Southpaw guitarist Otis Rush "makes it all the way to the top on the basis of his vocalizing, which manages to be strangled and painful, precise and lovely all at once... The two that matter most: 'All Your Love,' a remake of his earlier Cobra hit--city blues with solid Latin rhythm--and the all-time classic, 'So Many Roads.' "
The album by Sonny Boy Williamson features his "wild, punchy-boxer singing, his wry and witty lyrics, and his spare, seemingly casual harp technique (on the road to Bob Dylanesque, as opposed to Little Walter's saxophone-complexity). Dig... the weird, sexy 'Santa Claus,' as ironic in its way as his brilliant 'Fattening Frogs for Snakes'; and the album's closing number, 'This Old Life,' mournful and moving, on the order of 'Mighty Long Time,' cut lo these many years ago for the now-defunct Trumpet label..."
Elmore James "is as justly famous as Brim is unjustly unknown. Refining Robert Johnson's bottleneck style, James perfected a sound which has long-since entered the blues tradition... a slowed-down version of the Johnson-James standard, 'Dust My Broom'; an infectiously happy jump-tune, 'Madison Blues' ('Put on your Madison blue shoes')... and the fifth number is Brim's earlier Parrot gem, 'Tough Times' (with Jimmy Reed in a rare appearance blowing back-up harp).

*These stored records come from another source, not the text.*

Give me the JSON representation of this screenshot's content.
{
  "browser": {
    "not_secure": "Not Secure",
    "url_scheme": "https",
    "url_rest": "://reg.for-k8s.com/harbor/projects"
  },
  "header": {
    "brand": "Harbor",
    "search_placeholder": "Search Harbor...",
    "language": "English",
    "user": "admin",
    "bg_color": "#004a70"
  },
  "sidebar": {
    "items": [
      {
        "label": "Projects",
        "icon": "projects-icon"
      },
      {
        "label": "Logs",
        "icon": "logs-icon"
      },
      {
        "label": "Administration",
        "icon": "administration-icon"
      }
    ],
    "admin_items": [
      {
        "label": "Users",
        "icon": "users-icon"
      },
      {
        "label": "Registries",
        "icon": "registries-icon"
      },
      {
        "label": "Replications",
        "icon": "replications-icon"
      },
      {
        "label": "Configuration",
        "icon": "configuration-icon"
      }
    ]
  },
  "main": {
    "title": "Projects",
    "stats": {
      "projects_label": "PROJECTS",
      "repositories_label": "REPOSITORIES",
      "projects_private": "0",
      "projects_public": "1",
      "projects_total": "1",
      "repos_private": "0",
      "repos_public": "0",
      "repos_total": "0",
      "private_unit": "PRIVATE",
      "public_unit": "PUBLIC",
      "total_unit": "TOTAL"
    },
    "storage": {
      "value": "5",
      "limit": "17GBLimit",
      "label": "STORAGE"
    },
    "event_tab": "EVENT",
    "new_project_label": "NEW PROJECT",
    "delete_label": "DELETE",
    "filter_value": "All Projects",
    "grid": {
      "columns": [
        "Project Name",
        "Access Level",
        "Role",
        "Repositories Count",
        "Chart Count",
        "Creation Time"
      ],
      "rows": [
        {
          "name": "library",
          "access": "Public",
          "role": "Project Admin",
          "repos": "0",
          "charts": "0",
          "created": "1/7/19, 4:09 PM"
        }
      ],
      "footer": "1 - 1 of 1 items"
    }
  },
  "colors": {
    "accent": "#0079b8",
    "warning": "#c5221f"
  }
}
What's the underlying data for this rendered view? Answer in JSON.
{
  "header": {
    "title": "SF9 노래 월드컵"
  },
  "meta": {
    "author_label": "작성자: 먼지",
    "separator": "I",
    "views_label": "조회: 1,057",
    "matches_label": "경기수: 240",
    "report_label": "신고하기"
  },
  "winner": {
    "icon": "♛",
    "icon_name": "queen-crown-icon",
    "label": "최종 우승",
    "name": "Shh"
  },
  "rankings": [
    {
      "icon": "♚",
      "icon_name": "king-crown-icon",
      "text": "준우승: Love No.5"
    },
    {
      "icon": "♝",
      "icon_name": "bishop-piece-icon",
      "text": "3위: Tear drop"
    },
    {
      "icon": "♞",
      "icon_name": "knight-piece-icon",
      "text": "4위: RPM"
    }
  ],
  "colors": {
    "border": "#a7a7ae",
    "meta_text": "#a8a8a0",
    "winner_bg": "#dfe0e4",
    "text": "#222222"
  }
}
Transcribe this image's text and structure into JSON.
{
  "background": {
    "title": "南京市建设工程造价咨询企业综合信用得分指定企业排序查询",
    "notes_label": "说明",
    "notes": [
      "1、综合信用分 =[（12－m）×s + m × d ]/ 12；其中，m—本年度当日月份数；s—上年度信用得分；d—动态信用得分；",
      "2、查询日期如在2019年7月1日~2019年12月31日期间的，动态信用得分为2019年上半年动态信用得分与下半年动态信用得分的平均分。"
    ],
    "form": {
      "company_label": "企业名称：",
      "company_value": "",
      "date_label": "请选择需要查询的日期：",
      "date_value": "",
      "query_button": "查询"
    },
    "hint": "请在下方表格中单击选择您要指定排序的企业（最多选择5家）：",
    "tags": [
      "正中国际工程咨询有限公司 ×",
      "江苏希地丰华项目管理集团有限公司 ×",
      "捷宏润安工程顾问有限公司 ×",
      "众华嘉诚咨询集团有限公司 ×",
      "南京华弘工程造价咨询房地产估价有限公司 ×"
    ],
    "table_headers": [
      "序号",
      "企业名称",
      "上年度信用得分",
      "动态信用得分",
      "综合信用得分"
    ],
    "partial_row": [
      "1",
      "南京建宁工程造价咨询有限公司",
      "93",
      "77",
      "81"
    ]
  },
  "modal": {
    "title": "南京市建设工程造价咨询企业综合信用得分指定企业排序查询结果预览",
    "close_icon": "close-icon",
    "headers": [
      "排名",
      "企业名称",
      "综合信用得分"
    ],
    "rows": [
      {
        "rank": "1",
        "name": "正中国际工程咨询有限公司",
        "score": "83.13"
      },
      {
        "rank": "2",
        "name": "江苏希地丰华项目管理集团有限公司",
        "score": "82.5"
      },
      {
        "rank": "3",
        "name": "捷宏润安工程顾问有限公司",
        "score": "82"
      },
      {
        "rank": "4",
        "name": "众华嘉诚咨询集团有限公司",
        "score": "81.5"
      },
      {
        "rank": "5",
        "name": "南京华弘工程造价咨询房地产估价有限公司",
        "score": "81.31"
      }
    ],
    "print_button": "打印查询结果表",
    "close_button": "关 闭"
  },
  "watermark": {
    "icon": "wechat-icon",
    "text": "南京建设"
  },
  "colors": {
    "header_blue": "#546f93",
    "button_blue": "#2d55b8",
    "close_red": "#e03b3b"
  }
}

" 'Tough Times is here once more...' That's the way Brim sang it in 1953. Since then, the blues have fallen on even harder times--but you'd never suspect it from Chess' memorable Vintage Series... a rare chance to hear the real Chicago blues."
(Dazzle 'em with your footwork, says I! Well, the real dazzle was the photo-rich layout presenting my Chess review.)
But I stopped writing for RS a year or so later, moving on to Fusion (East Coast, with Boston attitude) and then other West Coast magazines, where I could regularly do interviews and longer pieces. Still, I quit the rock-crit game altogether in the later Seventies; I'd had a fun ride, got thousands of free records (those were the days!) and some concert tickets, and a certain writer's cachet. But I also very belatedly realized I didn't actually feel comfortable issuing my non-professional edicts; who was I to tell someone else what to listen to?
I'm older and grumpier these days, happy to gripe and state my opinion on almost anything, at the drop of a hat. But too cynical and jaded, even so, to write for today's puffery-oriented Rock mags. I-Pods? Down-loading? Phooey. Give me the glory days of Long Play records, and the rediscovery of the Blues.